Движение фашистских колонн теперь можно было остановить, но Муссолини нужна была легенда, нужен был «героический» псевдореволюционный ореол для похода, который, в сущности, даже не состоялся. Десятки тысяч сквадристов должны поверить, что поход все-таки был. И Муссолини уже в качестве премьер-министра открыл ворота Рима для постоянно прибывавших фашистских скуадр. Так создавалась иллюзия захвата власти, тогда как на самом деле, она была вручена Муссолини господствующими классами. Конечно, кое-кому из представителей традиционной элиты хотелось бы в качестве гарантии видеть в роли ментора при Муссолини такого испытанного консервативного политика, как Саландра. Но в конце концов главное заключалось в том, чтобы провести «превентивную контрреволюцию». Муссолини это хорошо понимал и повел собственную политическую игру с «позиции силы», добиваясь неограниченной личной власти. Приход к власти фашистского лидера объясняется не столько его тактическими маневрами, сколько единством стратегических целей крупного капитала, монархии, военщины и фашизма. Муссолини знал, чего хотят от него верхи. «Важно ясно и твердо сказать в этот момент, что сегодня в Италии есть государство и мы заставим его уважать посредством законов, а если понадобится, — с помощью пулеметов», — заверял он тех, кто вручил ему власть.

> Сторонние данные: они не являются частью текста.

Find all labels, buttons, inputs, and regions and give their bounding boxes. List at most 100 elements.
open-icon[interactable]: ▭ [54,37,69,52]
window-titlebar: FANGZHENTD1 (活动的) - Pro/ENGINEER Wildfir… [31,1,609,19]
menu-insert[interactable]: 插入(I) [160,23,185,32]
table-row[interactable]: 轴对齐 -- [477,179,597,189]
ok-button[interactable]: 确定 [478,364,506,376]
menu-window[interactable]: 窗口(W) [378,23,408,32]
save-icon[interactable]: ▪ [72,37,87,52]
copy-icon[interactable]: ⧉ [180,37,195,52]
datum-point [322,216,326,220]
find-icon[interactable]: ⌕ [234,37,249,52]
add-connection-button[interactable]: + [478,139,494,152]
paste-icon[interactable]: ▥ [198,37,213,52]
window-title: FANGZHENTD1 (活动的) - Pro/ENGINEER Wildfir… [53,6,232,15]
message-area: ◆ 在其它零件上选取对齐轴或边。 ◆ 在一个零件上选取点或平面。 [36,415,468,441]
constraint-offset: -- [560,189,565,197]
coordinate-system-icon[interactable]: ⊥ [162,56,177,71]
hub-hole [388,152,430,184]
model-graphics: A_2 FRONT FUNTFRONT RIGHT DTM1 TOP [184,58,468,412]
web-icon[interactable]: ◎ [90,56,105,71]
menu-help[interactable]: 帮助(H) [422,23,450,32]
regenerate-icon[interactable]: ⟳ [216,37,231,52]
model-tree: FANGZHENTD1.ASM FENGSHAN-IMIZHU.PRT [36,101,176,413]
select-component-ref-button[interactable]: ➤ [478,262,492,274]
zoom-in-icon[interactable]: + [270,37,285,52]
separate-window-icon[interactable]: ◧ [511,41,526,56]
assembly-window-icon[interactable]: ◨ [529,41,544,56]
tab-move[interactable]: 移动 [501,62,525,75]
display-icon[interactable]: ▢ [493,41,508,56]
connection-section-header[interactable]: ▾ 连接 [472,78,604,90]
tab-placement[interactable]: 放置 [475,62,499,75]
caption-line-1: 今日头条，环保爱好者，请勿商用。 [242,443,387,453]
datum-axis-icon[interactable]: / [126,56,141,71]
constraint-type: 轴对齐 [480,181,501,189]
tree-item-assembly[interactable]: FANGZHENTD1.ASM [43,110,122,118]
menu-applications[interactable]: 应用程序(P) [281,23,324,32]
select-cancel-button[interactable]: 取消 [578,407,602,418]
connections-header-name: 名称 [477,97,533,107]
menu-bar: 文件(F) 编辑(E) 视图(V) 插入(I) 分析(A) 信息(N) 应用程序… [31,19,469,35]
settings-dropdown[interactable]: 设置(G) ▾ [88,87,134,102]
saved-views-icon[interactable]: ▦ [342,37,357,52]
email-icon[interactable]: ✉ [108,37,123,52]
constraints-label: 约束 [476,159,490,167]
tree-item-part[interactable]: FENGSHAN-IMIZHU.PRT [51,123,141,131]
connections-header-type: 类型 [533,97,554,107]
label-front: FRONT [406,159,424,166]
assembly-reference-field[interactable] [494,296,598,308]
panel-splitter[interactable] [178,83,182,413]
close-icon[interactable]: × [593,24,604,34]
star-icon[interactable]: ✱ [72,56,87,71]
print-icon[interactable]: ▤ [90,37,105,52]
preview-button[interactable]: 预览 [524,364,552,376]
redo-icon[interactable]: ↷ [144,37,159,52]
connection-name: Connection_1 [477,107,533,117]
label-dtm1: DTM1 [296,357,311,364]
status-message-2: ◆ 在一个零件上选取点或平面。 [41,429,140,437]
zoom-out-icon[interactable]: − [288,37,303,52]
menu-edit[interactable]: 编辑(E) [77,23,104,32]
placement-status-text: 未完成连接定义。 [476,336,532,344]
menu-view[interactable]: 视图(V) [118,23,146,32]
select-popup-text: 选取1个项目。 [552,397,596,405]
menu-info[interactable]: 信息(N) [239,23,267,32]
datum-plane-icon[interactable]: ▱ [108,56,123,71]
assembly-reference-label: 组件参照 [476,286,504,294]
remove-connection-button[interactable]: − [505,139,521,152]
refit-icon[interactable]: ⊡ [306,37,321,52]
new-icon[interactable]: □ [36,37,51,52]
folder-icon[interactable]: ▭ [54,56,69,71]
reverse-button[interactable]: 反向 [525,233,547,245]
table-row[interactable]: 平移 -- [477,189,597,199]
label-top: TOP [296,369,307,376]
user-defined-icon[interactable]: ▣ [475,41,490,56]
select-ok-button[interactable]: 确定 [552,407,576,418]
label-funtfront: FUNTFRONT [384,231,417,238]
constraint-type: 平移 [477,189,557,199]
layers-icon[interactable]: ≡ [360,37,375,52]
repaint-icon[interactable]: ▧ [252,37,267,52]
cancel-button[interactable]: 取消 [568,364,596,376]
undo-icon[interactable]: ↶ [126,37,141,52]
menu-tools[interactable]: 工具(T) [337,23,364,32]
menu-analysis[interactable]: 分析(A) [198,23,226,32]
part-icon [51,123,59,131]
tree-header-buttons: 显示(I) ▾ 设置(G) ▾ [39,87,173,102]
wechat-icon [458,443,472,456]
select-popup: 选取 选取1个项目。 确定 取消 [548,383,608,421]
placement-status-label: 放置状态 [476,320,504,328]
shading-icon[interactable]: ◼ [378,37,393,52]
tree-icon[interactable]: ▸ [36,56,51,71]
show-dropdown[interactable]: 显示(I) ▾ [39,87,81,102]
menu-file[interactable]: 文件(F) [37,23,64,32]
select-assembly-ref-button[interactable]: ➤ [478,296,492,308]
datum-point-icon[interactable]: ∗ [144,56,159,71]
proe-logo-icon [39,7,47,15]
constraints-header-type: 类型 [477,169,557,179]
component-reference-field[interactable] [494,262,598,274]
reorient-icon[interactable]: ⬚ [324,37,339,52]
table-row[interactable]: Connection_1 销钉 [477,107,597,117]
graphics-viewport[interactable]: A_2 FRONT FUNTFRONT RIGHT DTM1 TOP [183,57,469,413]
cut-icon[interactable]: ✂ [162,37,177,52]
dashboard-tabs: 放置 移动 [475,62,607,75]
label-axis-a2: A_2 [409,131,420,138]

В то же время у рядовых участников движения нужно было поддерживать иллюзию «революционности» фашизма, иллюзию насильственного захвата власти. Муссолини не жалел усилий, чтобы «поход на Рим» выглядел в глазах масс формой «революции». Мы совершили уникальную революцию, заявил он в интервью, данному «Коррьере делла сера»: «В какую эпоху, в какой стране мира совершалась революция, подобная этой? Революция делалась в то время, как службы функционировали, торговля продолжалась, в то время, как служащие были на своих местах, рабочие на заводах, крестьяне мирно работали на полях. Это революция нового стиля!»{221}. (Вспомним, что именно «поход на Рим» представлялся Меллеру ван ден Бруку образцом «консервативной революции».) «Поход на Рим», — поход которого фактически не было, стал одним из главных мифов итальянского и международного фашизма. На выставке современного итальянского искусства летом 1935 г. в Париже экспонировалась крупноформатная картина, изображавшая Муссолини верхом на коне во главе марширующих на Рим легионеров. По мере удаления от времени событий миф обрастал все новыми и новыми наслоениями, все более и более отрывался от исторической реальности.
Приход Муссолини к власти оказал существенное воздействие на становление фашизма за пределами Италии. До 1933 г. итальянский фашизм был главным воплощением этого международного феномена, эталоном для всех прочих его разновидностей. В этом качестве он становится важным фактором генезиса международного фашизма, влияя на его идеологию и организационные формы, политическую тактику и пропагандистские методы, темпы вызревания.
«ПИВНОЙ ПУТЧ»,
ИЛИ НЕУДАЧНЫЙ ДЕБЮТ ГИТЛЕРА
«Поход на Рим» послужил вдохновляющим примером для германских фашистов. Гитлер признавал серьезное воздействие итальянского фашизма на формирование нацистской партии. Прямое влияние итальянского опыта прослеживается в первой значительной политической акции нацистской партии, мюнхенском так называемом «пивном путче» 8–9 ноября 1923 г. Под его внешне опереточной формой скрывалось достаточно серьезное политическое содержание. Его смысл и значение можно понять лишь в контексте замыслов и действий общегерманской реакции в период революционного кризиса 1923 г.[7]
Сторонники консервативной политики, базирующейся на грубом насилии, всегда составляли могущественную фракцию германских господствующих классов. Правительство Эберта — Штреземана, сочетавшее насилие с более гибкими методами, казалось им слишком мягким. Монополистические магнаты, военщина, представители политического консерватизма разрабатывали планы создания диктаторского режима, способного железным кулаком подавить революционное движение и «переиграть войну». В качестве формы такого режима намечалась директория из военных и промышленников. Видная роль в этих планах отводилась баварским реакционерам, горделиво называвшим свою провинцию «ячейкой порядка». К тому времени заметное, хотя далеко еще не главное, место среди прочих элементов баварской реакции принадлежало гитлеровской НСДАП. Именно баварцы выступили застрельщиками в борьбе правых сил против имперского правительства, рискнувшего избрать более гибкую внешнеполитическую линию.